Statement from Agudath Israel of America on Supreme Court Ruling on IDEA

The Supreme Court’s ruling today in Endrew F. v Douglas County School District is a victory for American education and for parents who seek the best for their children. It is particularly meaningful because the case involved the children in our society who are the most vulnerable and challenged — students with special needs.

Parents know their children and what they require, and they know when those requirements are not being met. When that happens in a public school they have no choice but to do what they must to obtain the vital services their children need, even if they are to be found in a private setting. It was the right thing — the only thing — for the parents in this case to do. And, indeed, their autistic child performed markedly better in this different environment.

The High Court could have accepted the school district’s argument that, because it planned to provide a paltry “more than de minimis” educational benefit to the child, the district then met its obligation under the federal IDEA and that since the parents sought private school services without justification they were entitled to no reimbursement. But the court showed that it also knows what children require and it also did the right thing — it declared that special needs children deserve better from our society and our government, and ruled that the appropriate educational benefit for these students must meet the higher standard of “appropriately ambitious,” i.e., a plan for academic and functional advancement in light of the relevant circumstances.

The court’s elevated standard bodes well for parents who choose to educate their special needs children in public schools. The higher standard might also result in more options for parents to send their children to private schools when the school district fails them.
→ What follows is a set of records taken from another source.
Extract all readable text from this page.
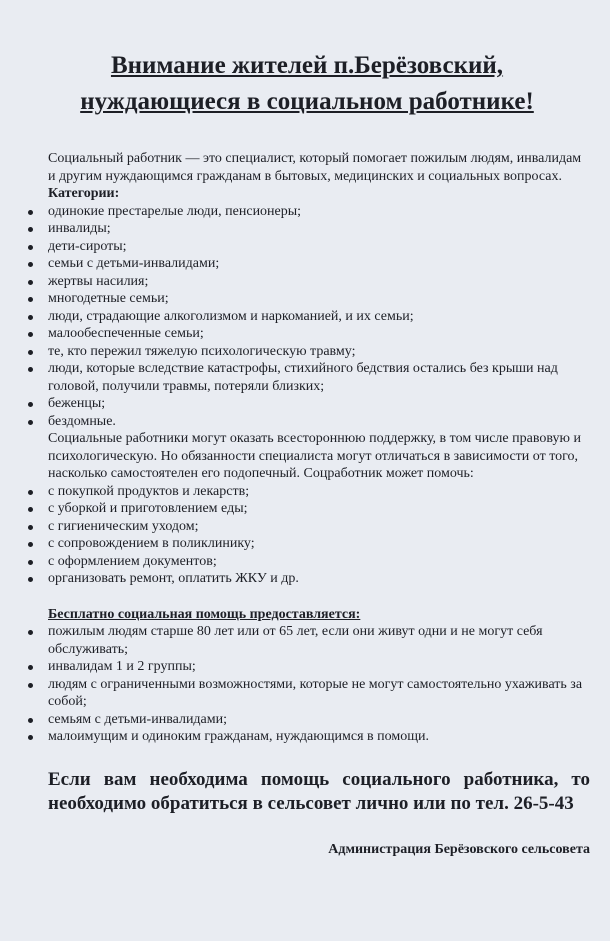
Внимание жителей п.Берёзовский,
нуждающиеся в социальном работнике!

Социальный работник — это специалист, который помогает пожилым людям, инвалидам и другим нуждающимся гражданам в бытовых, медицинских и социальных вопросах. Категории:

одинокие престарелые люди, пенсионеры;
инвалиды;
дети-сироты;
семьи с детьми-инвалидами;
жертвы насилия;
многодетные семьи;
люди, страдающие алкоголизмом и наркоманией, и их семьи;
малообеспеченные семьи;
те, кто пережил тяжелую психологическую травму;
люди, которые вследствие катастрофы, стихийного бедствия остались без крыши над головой, получили травмы, потеряли близких;
беженцы;
бездомные.

Социальные работники могут оказать всестороннюю поддержку, в том числе правовую и психологическую. Но обязанности специалиста могут отличаться в зависимости от того, насколько самостоятелен его подопечный. Соцработник может помочь:

с покупкой продуктов и лекарств;
с уборкой и приготовлением еды;
с гигиеническим уходом;
с сопровождением в поликлинику;
с оформлением документов;
организовать ремонт, оплатить ЖКУ и др.

Бесплатно социальная помощь предоставляется:

пожилым людям старше 80 лет или от 65 лет, если они живут одни и не могут себя обслуживать;
инвалидам 1 и 2 группы;
людям с ограниченными возможностями, которые не могут самостоятельно ухаживать за собой;
семьям с детьми-инвалидами;
малоимущим и одиноким гражданам, нуждающимся в помощи.

Если вам необходима помощь социального работника, то необходимо обратиться в сельсовет лично или по тел. 26-5-43

Администрация Берёзовского сельсовета
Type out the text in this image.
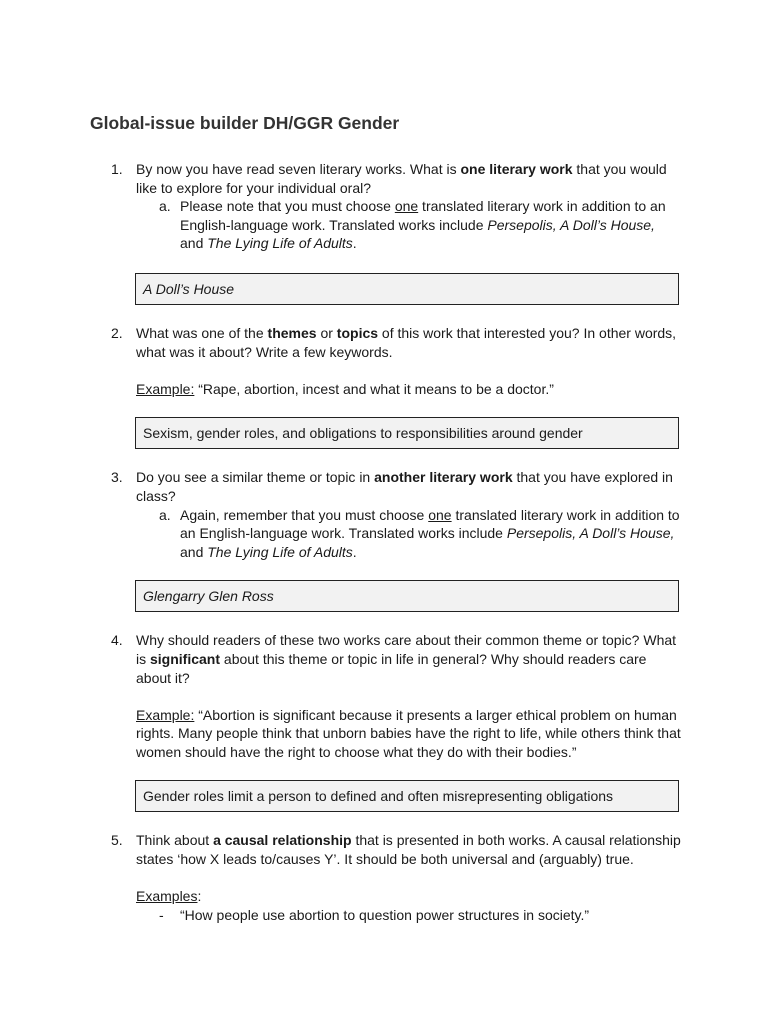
Global-issue builder DH/GGR Gender
1. By now you have read seven literary works. What is one literary work that you would like to explore for your individual oral?

a. Please note that you must choose one translated literary work in addition to an English-language work. Translated works include Persepolis, A Doll’s House, and The Lying Life of Adults.

A Doll’s House
2. What was one of the themes or topics of this work that interested you? In other words, what was it about? Write a few keywords.

Example: “Rape, abortion, incest and what it means to be a doctor.”

Sexism, gender roles, and obligations to responsibilities around gender
3. Do you see a similar theme or topic in another literary work that you have explored in class?

a. Again, remember that you must choose one translated literary work in addition to an English-language work. Translated works include Persepolis, A Doll’s House, and The Lying Life of Adults.

Glengarry Glen Ross
4. Why should readers of these two works care about their common theme or topic? What is significant about this theme or topic in life in general? Why should readers care about it?

Example: “Abortion is significant because it presents a larger ethical problem on human rights. Many people think that unborn babies have the right to life, while others think that women should have the right to choose what they do with their bodies.”

Gender roles limit a person to defined and often misrepresenting obligations
5. Think about a causal relationship that is presented in both works. A causal relationship states ‘how X leads to/causes Y’. It should be both universal and (arguably) true.

Examples:

- “How people use abortion to question power structures in society.”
But we also hope and pray that the Court’s greater sensitivity to the needs of disabled public school children and its setting of a higher standard for enhanced opportunities and services for those children, will be applied by both Congress and the courts to students who are in the first instance placed by their parents in Jewish and other private schools. Those children remain tragically cut off from the same rights and services that their counterparts in public schools enjoy and receive, and that were originally guaranteed to them under the terms of the federal lDEA law.